Research Article|Articles in Press

The use of occupation-based interventions and assessments in hand therapy: A cross-sectional survey

Published:December 28, 2021DOI:


      • Most respondents believe occupation-based interventions should be performed by hand therapists.
      • 41% of the respondents indicated that they use occupation-based interventions 26%-50% of the time with their clients.
      • The most frequently used assessment was the Disabilities of the Shoulder Arm & Hand.



      The purpose of this study was to gather information on how hand therapists incorporate occupation-based interventions in their clinical practice and what outcome measures hand therapists use to measure the occupational performance of their clients

      Study Design

      Cross-Sectional Survey Design.


      The 16-item Survey was distributed to members of the American Society of Hand Therapists on two occasions.

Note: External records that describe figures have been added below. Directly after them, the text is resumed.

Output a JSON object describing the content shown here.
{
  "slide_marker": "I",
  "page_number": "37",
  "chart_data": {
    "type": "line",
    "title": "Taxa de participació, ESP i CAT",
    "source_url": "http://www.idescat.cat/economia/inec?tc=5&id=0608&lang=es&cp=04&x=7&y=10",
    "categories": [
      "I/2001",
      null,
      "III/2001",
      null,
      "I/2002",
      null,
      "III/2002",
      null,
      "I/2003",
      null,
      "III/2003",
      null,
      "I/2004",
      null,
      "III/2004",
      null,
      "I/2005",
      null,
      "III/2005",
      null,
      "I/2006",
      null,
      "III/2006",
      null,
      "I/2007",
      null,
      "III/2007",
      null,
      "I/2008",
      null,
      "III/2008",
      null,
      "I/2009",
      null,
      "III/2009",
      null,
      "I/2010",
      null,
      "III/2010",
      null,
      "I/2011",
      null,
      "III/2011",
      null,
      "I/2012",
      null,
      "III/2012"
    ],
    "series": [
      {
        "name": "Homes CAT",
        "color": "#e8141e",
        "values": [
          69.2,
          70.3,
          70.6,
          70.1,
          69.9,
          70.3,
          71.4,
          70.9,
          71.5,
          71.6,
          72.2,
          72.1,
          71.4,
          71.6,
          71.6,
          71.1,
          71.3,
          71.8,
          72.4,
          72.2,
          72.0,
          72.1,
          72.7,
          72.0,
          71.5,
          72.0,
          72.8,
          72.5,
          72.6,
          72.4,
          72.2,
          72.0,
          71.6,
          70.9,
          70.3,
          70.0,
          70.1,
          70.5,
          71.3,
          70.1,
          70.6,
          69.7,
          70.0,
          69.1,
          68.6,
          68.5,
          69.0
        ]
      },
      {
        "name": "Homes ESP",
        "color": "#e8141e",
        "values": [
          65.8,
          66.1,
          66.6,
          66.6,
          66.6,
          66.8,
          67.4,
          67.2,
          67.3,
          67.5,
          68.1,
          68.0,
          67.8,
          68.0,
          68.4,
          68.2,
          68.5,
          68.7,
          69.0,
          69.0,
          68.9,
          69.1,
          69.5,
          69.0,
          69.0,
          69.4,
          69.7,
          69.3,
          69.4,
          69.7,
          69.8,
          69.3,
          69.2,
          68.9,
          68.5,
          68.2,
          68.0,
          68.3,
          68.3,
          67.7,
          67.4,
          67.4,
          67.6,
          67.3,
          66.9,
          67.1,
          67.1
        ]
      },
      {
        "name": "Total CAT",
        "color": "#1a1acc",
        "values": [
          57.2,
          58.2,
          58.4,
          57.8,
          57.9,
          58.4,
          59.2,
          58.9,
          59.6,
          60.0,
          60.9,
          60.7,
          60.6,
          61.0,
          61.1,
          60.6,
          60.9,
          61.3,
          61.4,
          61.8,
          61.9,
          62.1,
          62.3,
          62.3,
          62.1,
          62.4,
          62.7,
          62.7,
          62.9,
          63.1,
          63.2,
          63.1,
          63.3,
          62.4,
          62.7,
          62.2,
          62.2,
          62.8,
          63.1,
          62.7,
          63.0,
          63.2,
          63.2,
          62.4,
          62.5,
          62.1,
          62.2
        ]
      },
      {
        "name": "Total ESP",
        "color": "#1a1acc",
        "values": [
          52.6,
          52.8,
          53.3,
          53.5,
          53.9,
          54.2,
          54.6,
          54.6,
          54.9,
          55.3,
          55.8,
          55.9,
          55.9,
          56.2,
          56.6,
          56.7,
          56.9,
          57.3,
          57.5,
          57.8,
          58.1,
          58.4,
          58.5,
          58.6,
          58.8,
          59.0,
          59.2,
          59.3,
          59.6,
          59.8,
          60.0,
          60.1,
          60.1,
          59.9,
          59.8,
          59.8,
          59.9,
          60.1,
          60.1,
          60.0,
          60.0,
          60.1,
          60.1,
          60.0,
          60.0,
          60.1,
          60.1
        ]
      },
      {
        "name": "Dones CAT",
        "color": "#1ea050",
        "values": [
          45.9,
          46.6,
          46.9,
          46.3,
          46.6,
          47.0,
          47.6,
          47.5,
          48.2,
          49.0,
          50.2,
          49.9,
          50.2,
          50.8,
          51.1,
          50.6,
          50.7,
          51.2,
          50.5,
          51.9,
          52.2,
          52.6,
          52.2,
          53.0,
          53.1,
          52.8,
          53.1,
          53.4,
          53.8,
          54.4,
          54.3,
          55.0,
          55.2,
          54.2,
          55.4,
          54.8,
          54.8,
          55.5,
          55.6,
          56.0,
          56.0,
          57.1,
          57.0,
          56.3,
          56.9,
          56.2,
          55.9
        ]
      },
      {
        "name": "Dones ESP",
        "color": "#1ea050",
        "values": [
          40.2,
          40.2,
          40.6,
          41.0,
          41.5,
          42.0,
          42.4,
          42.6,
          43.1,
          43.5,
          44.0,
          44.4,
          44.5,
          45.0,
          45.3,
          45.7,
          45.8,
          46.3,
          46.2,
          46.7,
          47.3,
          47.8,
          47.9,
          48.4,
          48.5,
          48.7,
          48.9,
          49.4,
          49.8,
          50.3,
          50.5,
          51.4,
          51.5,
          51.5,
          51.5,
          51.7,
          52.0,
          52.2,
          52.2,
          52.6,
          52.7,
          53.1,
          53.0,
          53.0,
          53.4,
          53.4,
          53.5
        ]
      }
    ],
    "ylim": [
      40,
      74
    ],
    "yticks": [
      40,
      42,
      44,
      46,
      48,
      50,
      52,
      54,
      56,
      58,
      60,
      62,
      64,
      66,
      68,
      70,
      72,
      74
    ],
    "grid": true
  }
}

      Three hundred eleven hand therapists responded to the survey. Hand therapists use a variety of occupation-based interventions (OBI) in clinical practice and most believe they are important. Findings from this study reveal that incorporating an occupation-based assessment along with or in place of an assessment of body functions and structures is not performed routinely. One hundred twenty-six (41%) respondents indicated that they use occupation-based activities 26-50% of the time with their clients.


      The top three OBI interventions used by hand therapists included dressing tasks, cooking and meal preparation, and in hand manipulation of coins and medication. The lack of understanding of the theoretical models regarding occupation-based interventions may be a barrier toward implementation of occupation-based interventions and assessments as many hand therapists may have trained under a medical model.


      Most respondents to this survey indicated that they believe OBI should be performed by hand therapists and use them routinely in practice. The most frequently used type of assessment was the DASH (Disabilities of the Shoulder Arm & Hand). The least frequently used assessment was the Short Form 36 and patient specific occupation-based assessment.